The large sandwiches from Soften supply plenty of style and texture

Gary Seman Jr.

Even those with the greatest appetites might be intimidated by a sandwich-and-fries platter in the Melt Bar and have a barbecue in the short north.

The Cleveland-based restaurant chain, which also has another central location in Ohio at Easton Town Center, is blatant about its reduced-calorie dishes and its “gourmet grilled cheese” served on thick slices of bread between French and Italian from a bakery in Pittsburgh, which uses Melt’s recipe specifications.

“This type of bread has really proven itself, the best we’ve ever had,” said Matt Fish, founder and sandwich innovator of Melt.

Fish said he likes to slide the envelope when it comes to Melt’s sandwiches, their names, and amazing sizes.

Take, for example, the “Korean war pig” (12.25 USD for half, 16.50 USD for the whole): braised boneless pork ribs, glazed with Asian barbecue sauce, kimchi, Munster cheese and a relish made from pear and onion and coriander.

“We approach sandwiches like coated appetizers,” said Fish. “The Korean war pig is a good example.”

All sandwiches are served with french fries or kettle chips.

The cowabunga is one of the many vegetarian sandwiches on offer.

Both crispy fried chicken and a Belgian maple waffle are filled with Sriracha mayo and pepper jack cheese between two slices of bread, with maple syrup on the side for dipping ($ 11.75 for half, $ 16 for a whole).

“We sell a lot of them for what it is: it’s a familiar dish to a lot of people,” said Fish. “It’s one of the tallest sandwiches we make.”

Not everything on the menu is meat oriented.

The “Lake Erie Monster” (US $ 10.75 for half, US $ 15 for the whole) offers a plentiful pollock fillet, topped with a panko crust and deep-fried until extra crispy, with sweet coleslaw and American cheese and with A side dish of jalapeno is served with tartar sauce.

“If you like a fried fish sandwich – and you like a lot of people, and I’m one of them – this is one of the best fried fish sandwiches out there,” he said.

One of the many vegetarian sandwiches on the menu, the “Cowabunga” ($ 10.75 for half, $ 14.50 for whole), contains fried pizza rolls, basil marinara, basil pesto, herb cream cheese, and provolone and romano.

“It’s a very unique sandwich,” said Fish. “We thought that up years ago.”

Melt also offers a variety of starters, meal salads, and soups, such as the French onion version ($ 5.25 per bowl).

Melt’s Style is usually made from beef broth and has a hearty vegetable broth full of sweet caramelized onions topped with toast and bubbly provolone. (A vegan option is available with the soup and many other dishes.)

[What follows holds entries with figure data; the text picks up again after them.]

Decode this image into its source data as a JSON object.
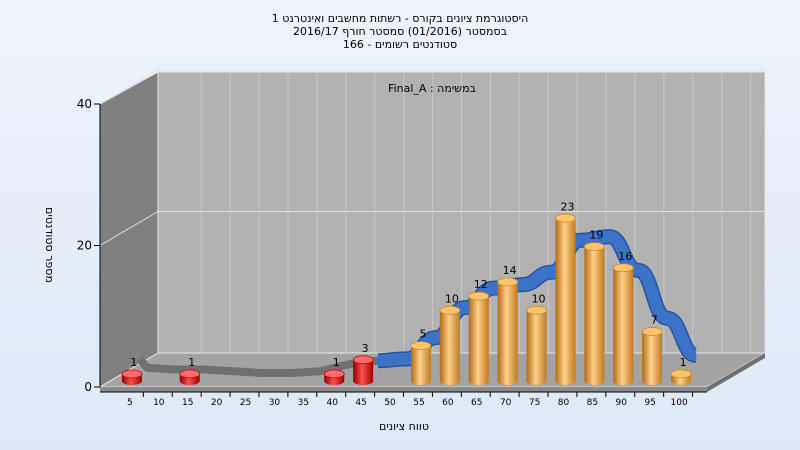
{
  "chart_data": {
    "type": "bar",
    "title_lines": [
      "היסטוגרמת ציונים בקורס - רשתות מחשבים ואינטרנט 1",
      "בסמסטר  (01/2016)  סמסטר חורף 2016/17",
      "סטודנטים רשומים - 166"
    ],
    "inner_label": "במשימה : Final_A",
    "xlabel": "טווח ציונים",
    "ylabel": "מספר סטודנטים",
    "ylim": [
      0,
      40
    ],
    "y_ticks": [
      "0",
      "20",
      "40"
    ],
    "x_ticks": [
      "5",
      "10",
      "15",
      "20",
      "25",
      "30",
      "35",
      "40",
      "45",
      "50",
      "55",
      "60",
      "65",
      "70",
      "75",
      "80",
      "85",
      "90",
      "95",
      "100"
    ],
    "values": [
      1,
      0,
      1,
      0,
      0,
      0,
      0,
      1,
      3,
      0,
      5,
      10,
      12,
      14,
      10,
      23,
      19,
      16,
      7,
      1
    ],
    "value_labels": [
      "1",
      "",
      "1",
      "",
      "",
      "",
      "",
      "1",
      "3",
      "",
      "5",
      "10",
      "12",
      "14",
      "10",
      "23",
      "19",
      "16",
      "7",
      "1"
    ],
    "colors": {
      "fail": "#e01010",
      "pass": "#f2a33a",
      "curve": "#3c73c8",
      "curve_flat": "#707070"
    }
  }
}
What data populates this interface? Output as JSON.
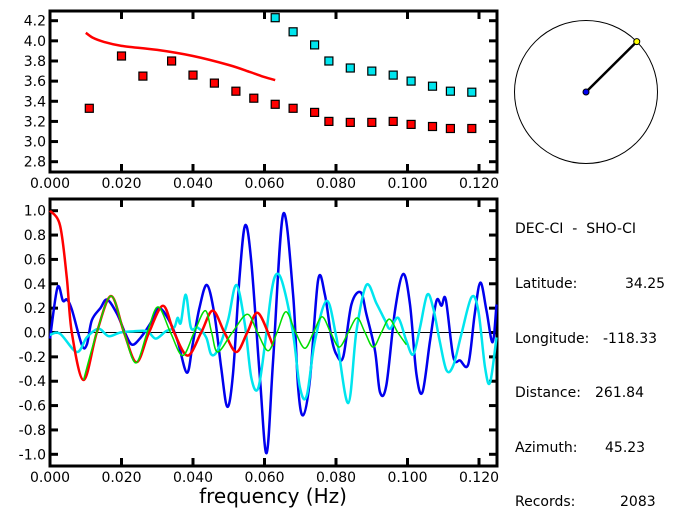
{
  "chart_data": [
    {
      "type": "scatter",
      "xlim": [
        0.0,
        0.125
      ],
      "ylim": [
        2.7,
        4.3
      ],
      "x_ticks": [
        "0.000",
        "0.020",
        "0.040",
        "0.060",
        "0.080",
        "0.100",
        "0.120"
      ],
      "y_ticks": [
        "2.8",
        "3.0",
        "3.2",
        "3.4",
        "3.6",
        "3.8",
        "4.0",
        "4.2"
      ],
      "series": [
        {
          "color": "#ff0000",
          "style": "square-markers",
          "x": [
            0.011,
            0.02,
            0.026,
            0.034,
            0.04,
            0.046,
            0.052,
            0.057,
            0.063,
            0.068,
            0.074,
            0.078,
            0.084,
            0.09,
            0.096,
            0.101,
            0.107,
            0.112,
            0.118
          ],
          "y": [
            3.33,
            3.85,
            3.65,
            3.8,
            3.66,
            3.58,
            3.5,
            3.43,
            3.37,
            3.33,
            3.29,
            3.2,
            3.19,
            3.19,
            3.2,
            3.17,
            3.15,
            3.13,
            3.13
          ]
        },
        {
          "color": "#00e5ee",
          "style": "square-markers",
          "x": [
            0.063,
            0.068,
            0.074,
            0.078,
            0.084,
            0.09,
            0.096,
            0.101,
            0.107,
            0.112,
            0.118
          ],
          "y": [
            4.23,
            4.09,
            3.96,
            3.8,
            3.73,
            3.7,
            3.66,
            3.6,
            3.55,
            3.5,
            3.49
          ]
        },
        {
          "color": "#ff0000",
          "style": "line",
          "x": [
            0.01,
            0.012,
            0.015,
            0.02,
            0.03,
            0.04,
            0.05,
            0.056,
            0.06,
            0.063
          ],
          "y": [
            4.08,
            4.03,
            3.99,
            3.95,
            3.91,
            3.85,
            3.76,
            3.69,
            3.64,
            3.61
          ]
        }
      ]
    },
    {
      "type": "line",
      "xlabel": "frequency (Hz)",
      "xlim": [
        0.0,
        0.125
      ],
      "ylim": [
        -1.1,
        1.1
      ],
      "x_ticks": [
        "0.000",
        "0.020",
        "0.040",
        "0.060",
        "0.080",
        "0.100",
        "0.120"
      ],
      "y_ticks": [
        "1.0",
        "0.8",
        "0.6",
        "0.4",
        "0.2",
        "0.0",
        "-0.2",
        "-0.4",
        "-0.6",
        "-0.8",
        "-1.0"
      ],
      "zero_line": true,
      "series": [
        {
          "color": "#0000ee",
          "x": [
            0,
            0.0021,
            0.0036,
            0.0047,
            0.0061,
            0.0089,
            0.0103,
            0.0117,
            0.0141,
            0.016,
            0.0188,
            0.0211,
            0.023,
            0.0254,
            0.0282,
            0.0305,
            0.0333,
            0.0357,
            0.0383,
            0.0399,
            0.0418,
            0.0439,
            0.046,
            0.0479,
            0.0496,
            0.0512,
            0.053,
            0.0546,
            0.0563,
            0.0587,
            0.0606,
            0.0624,
            0.0652,
            0.068,
            0.0694,
            0.0708,
            0.0727,
            0.075,
            0.0769,
            0.0787,
            0.0801,
            0.082,
            0.0843,
            0.0869,
            0.0885,
            0.0909,
            0.0923,
            0.0941,
            0.0965,
            0.0988,
            0.1007,
            0.1025,
            0.1042,
            0.1063,
            0.1081,
            0.1095,
            0.1107,
            0.1128,
            0.1147,
            0.117,
            0.1188,
            0.1204,
            0.1221,
            0.1238,
            0.1249
          ],
          "y": [
            -0.05,
            0.37,
            0.26,
            0.27,
            0.19,
            -0.1,
            -0.1,
            0.1,
            0.2,
            0.27,
            0.15,
            -0.01,
            -0.1,
            -0.04,
            0.08,
            0.2,
            0.1,
            -0.07,
            -0.33,
            -0.1,
            0.2,
            0.39,
            0.15,
            -0.29,
            -0.61,
            -0.34,
            0.45,
            0.88,
            0.58,
            -0.37,
            -0.99,
            -0.23,
            0.97,
            0.31,
            -0.45,
            -0.68,
            -0.39,
            0.43,
            0.31,
            -0.04,
            -0.18,
            -0.2,
            0.23,
            0.33,
            0.15,
            -0.15,
            -0.49,
            -0.43,
            0.18,
            0.48,
            0.23,
            -0.34,
            -0.49,
            -0.07,
            0.26,
            0.22,
            0.27,
            -0.2,
            -0.23,
            -0.26,
            0.15,
            0.41,
            0.18,
            -0.08,
            0.23
          ]
        },
        {
          "color": "#00e5ee",
          "x": [
            0,
            0.0028,
            0.0075,
            0.0103,
            0.0136,
            0.0164,
            0.0197,
            0.0235,
            0.0272,
            0.0296,
            0.0324,
            0.0347,
            0.0357,
            0.0366,
            0.038,
            0.0394,
            0.0413,
            0.0437,
            0.0451,
            0.047,
            0.0498,
            0.0521,
            0.0545,
            0.0563,
            0.0582,
            0.0601,
            0.062,
            0.0634,
            0.0652,
            0.068,
            0.0699,
            0.0718,
            0.0741,
            0.0774,
            0.0801,
            0.0834,
            0.0857,
            0.0885,
            0.0913,
            0.0937,
            0.0951,
            0.0974,
            0.0997,
            0.1016,
            0.1035,
            0.1055,
            0.1072,
            0.109,
            0.1109,
            0.1128,
            0.1151,
            0.1179,
            0.1198,
            0.1217,
            0.1231,
            0.1249
          ],
          "y": [
            -0.02,
            -0.01,
            -0.16,
            -0.04,
            0.03,
            -0.03,
            0,
            0.01,
            0.01,
            -0.05,
            0.01,
            0.04,
            0.12,
            0.08,
            0.31,
            0.04,
            0.04,
            -0.04,
            -0.18,
            -0.14,
            0.1,
            0.39,
            0.07,
            -0.37,
            -0.46,
            -0.1,
            0.34,
            0.48,
            0.39,
            -0.01,
            -0.45,
            -0.52,
            -0.07,
            0.26,
            -0.04,
            -0.58,
            0.01,
            0.39,
            0.24,
            0.1,
            0.03,
            0.12,
            -0.07,
            -0.18,
            0.04,
            0.31,
            0.2,
            -0.07,
            -0.31,
            -0.27,
            -0.01,
            0.29,
            0.18,
            -0.29,
            -0.41,
            -0.04
          ]
        },
        {
          "color": "#ff0000",
          "x": [
            0,
            0.0028,
            0.0047,
            0.0061,
            0.0094,
            0.0131,
            0.0171,
            0.0207,
            0.0242,
            0.0277,
            0.0316,
            0.0347,
            0.0385,
            0.0423,
            0.0455,
            0.0488,
            0.0521,
            0.0552,
            0.0582,
            0.0624
          ],
          "y": [
            1.0,
            0.88,
            0.45,
            0,
            -0.39,
            0,
            0.3,
            0,
            -0.245,
            0,
            0.22,
            0,
            -0.19,
            0,
            0.18,
            0,
            -0.16,
            0,
            0.16,
            -0.11
          ]
        },
        {
          "color": "#00dd00",
          "x": [
            0.0094,
            0.0131,
            0.0171,
            0.0207,
            0.024,
            0.0272,
            0.0302,
            0.0337,
            0.0371,
            0.0403,
            0.0434,
            0.0452,
            0.0469,
            0.051,
            0.0552,
            0.058,
            0.061,
            0.0635,
            0.066,
            0.0687,
            0.0713,
            0.0737,
            0.0761,
            0.0785,
            0.0809,
            0.0834,
            0.0859,
            0.0881,
            0.0904,
            0.0927,
            0.0949,
            0.0973,
            0.0997
          ],
          "y": [
            -0.39,
            0,
            0.3,
            0,
            -0.25,
            0,
            0.21,
            0,
            -0.19,
            0,
            0.18,
            0,
            -0.16,
            0,
            0.15,
            0,
            -0.15,
            0,
            0.17,
            0,
            -0.13,
            0,
            0.13,
            0,
            -0.12,
            0,
            0.12,
            0,
            -0.12,
            0,
            0.11,
            0,
            -0.1
          ]
        }
      ]
    }
  ],
  "map": {
    "azimuth_deg": 45.23
  },
  "info": {
    "pair": "DEC-CI  -  SHO-CI",
    "rows": [
      {
        "label": "Latitude:",
        "value": "34.25"
      },
      {
        "label": "Longitude:",
        "value": "-118.33"
      },
      {
        "label": "Distance:",
        "value": "261.84"
      },
      {
        "label": "Azimuth:",
        "value": "45.23"
      },
      {
        "label": "Records:",
        "value": "2083"
      }
    ]
  }
}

“The French onion soup is a very new addition to the menu,” said Fish. “People used to come in and ask for French onion soup.”

Fish said he will continue to invent daring menu items and monthly specials.

“We take some freedom in the preparation of our food,” he said. “Some people get what we do and some don’t – and that’s fine.”

onrestaurants@dispatch.com

At a glance

Where: Melt bar and grilled

Place: 840 N. High St., short north

Hours: Wednesday to Friday from 4pm to 10pm, Saturday from 11am to 10pm and Sunday from 11am to 9pm; closed on Mondays and Tuesdays

Contact: 614-453-1150, blendbarandgrilled.com

Who could resist the French onion soup with melted provolone?